Background: Gene expression is the result of the balance between transcription and degradation. Recent experimental findings have shown fine and specific regulation of RNA degradation and the presence of various molecular machinery purposely devoted to this task, such as RNA binding proteins, non-coding RNAs, etc. A biological process can be studied by measuring time-courses of RNA abundance in response of internal and/or external stimuli, using recent technologies, such as the microarrays or the Next Generation Sequencing devices. Unfortunately, the picture provided by looking only at the transcriptome abundance may not gain insight into its dynamic regulation. By contrast, independent simultaneous measurement of RNA expression and half-lives could provide such valuable additional insight. A computational approach to the estimation of RNAs half-lives from RNA expression time profiles data, can be a low-cost alternative to its experimental measurement which may be also affected by various artifacts.
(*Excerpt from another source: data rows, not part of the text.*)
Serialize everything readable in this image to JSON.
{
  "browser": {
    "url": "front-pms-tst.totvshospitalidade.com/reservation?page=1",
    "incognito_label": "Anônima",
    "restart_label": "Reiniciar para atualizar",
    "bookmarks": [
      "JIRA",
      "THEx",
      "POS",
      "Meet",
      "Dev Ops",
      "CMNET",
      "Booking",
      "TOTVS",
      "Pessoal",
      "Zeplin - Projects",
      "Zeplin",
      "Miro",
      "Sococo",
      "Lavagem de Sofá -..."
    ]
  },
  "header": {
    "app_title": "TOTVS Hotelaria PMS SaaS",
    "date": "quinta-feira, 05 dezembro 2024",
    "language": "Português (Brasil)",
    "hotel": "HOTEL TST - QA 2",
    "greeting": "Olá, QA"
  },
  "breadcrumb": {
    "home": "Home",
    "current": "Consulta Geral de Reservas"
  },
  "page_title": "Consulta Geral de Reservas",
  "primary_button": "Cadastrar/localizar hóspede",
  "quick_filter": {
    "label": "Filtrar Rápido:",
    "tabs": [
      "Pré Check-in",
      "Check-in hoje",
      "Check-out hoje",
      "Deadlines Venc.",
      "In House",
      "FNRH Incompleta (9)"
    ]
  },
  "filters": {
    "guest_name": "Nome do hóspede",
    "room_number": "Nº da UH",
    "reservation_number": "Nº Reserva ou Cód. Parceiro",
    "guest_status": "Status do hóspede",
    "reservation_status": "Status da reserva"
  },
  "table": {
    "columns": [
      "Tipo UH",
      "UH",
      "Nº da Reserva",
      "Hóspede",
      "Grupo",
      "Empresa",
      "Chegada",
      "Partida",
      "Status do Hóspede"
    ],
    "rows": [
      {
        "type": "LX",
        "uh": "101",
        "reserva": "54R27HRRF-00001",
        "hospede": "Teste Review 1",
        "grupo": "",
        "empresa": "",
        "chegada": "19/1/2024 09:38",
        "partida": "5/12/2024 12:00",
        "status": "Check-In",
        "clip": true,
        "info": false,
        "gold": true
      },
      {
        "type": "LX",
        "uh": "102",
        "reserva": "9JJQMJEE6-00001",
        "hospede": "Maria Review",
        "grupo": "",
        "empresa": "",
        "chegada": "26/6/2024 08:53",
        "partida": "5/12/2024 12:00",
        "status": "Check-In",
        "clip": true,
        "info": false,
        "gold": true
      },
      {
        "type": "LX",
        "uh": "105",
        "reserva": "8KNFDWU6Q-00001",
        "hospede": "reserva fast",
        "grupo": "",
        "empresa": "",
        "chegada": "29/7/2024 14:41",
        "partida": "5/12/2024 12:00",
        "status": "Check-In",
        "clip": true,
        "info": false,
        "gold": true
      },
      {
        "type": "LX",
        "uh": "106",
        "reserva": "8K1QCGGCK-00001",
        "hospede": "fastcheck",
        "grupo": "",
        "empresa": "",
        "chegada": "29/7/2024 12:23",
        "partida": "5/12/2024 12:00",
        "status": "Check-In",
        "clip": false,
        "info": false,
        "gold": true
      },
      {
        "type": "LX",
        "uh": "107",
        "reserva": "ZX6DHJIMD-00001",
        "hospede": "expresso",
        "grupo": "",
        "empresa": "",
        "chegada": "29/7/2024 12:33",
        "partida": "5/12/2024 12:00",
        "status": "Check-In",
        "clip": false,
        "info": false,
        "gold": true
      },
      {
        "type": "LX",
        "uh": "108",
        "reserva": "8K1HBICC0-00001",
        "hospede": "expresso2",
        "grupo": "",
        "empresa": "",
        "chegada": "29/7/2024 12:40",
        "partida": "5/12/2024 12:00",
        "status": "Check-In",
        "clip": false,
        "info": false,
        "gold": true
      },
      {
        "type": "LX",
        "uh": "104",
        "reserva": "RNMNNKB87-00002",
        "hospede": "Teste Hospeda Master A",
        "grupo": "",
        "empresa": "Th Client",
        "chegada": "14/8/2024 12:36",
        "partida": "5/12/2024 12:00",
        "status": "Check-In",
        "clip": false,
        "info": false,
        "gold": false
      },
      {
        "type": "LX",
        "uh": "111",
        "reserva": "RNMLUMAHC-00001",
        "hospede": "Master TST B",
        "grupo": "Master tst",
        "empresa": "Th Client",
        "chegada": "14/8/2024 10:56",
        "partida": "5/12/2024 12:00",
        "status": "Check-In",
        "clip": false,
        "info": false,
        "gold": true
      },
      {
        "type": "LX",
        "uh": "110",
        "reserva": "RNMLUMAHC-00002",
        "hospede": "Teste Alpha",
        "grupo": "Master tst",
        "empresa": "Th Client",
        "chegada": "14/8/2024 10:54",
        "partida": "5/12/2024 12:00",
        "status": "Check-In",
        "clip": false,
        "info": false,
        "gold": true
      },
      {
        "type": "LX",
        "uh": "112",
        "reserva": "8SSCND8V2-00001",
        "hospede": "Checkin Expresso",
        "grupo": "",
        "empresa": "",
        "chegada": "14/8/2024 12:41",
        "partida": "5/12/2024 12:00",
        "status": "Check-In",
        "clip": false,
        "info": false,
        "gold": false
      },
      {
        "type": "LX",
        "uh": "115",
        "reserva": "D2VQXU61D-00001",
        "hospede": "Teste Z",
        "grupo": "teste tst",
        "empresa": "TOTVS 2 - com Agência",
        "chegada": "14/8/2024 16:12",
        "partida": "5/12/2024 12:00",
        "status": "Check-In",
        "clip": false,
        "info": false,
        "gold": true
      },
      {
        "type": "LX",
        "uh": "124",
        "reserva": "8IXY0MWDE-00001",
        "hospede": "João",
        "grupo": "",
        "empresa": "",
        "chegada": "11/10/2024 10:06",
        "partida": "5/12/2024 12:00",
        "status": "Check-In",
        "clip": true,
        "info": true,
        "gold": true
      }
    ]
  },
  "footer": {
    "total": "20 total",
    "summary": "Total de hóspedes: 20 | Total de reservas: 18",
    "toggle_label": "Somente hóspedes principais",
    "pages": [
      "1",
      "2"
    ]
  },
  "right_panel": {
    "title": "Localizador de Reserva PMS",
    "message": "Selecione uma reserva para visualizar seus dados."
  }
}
Results: Here we present a computational methodology, called StaRTrEK (STAbility Rates ThRough Expression Kinetics), able to estimate half-life values basing only on genome-wide gene expression time series without transcriptional inhibition. The StaRTrEK algorithm makes use of a simple first order kinetic model and of a l1-norm regularized least square optimization approach to find its parameter values. Estimates provided by StaRTrEK are validated using simulated data and three independent experimental datasets of two short (6 samples) and one long (48 samples) time-courses. Conclusions: We believe that our algorithm can be used as a fast valuable computational complement to time-course experimental gene expression studies by adding a relevant kinetic property, i.e. the RNA half-life, with a strong biological interpretation, thus providing a dynamic picture of what is going in a cell during the biological process under study.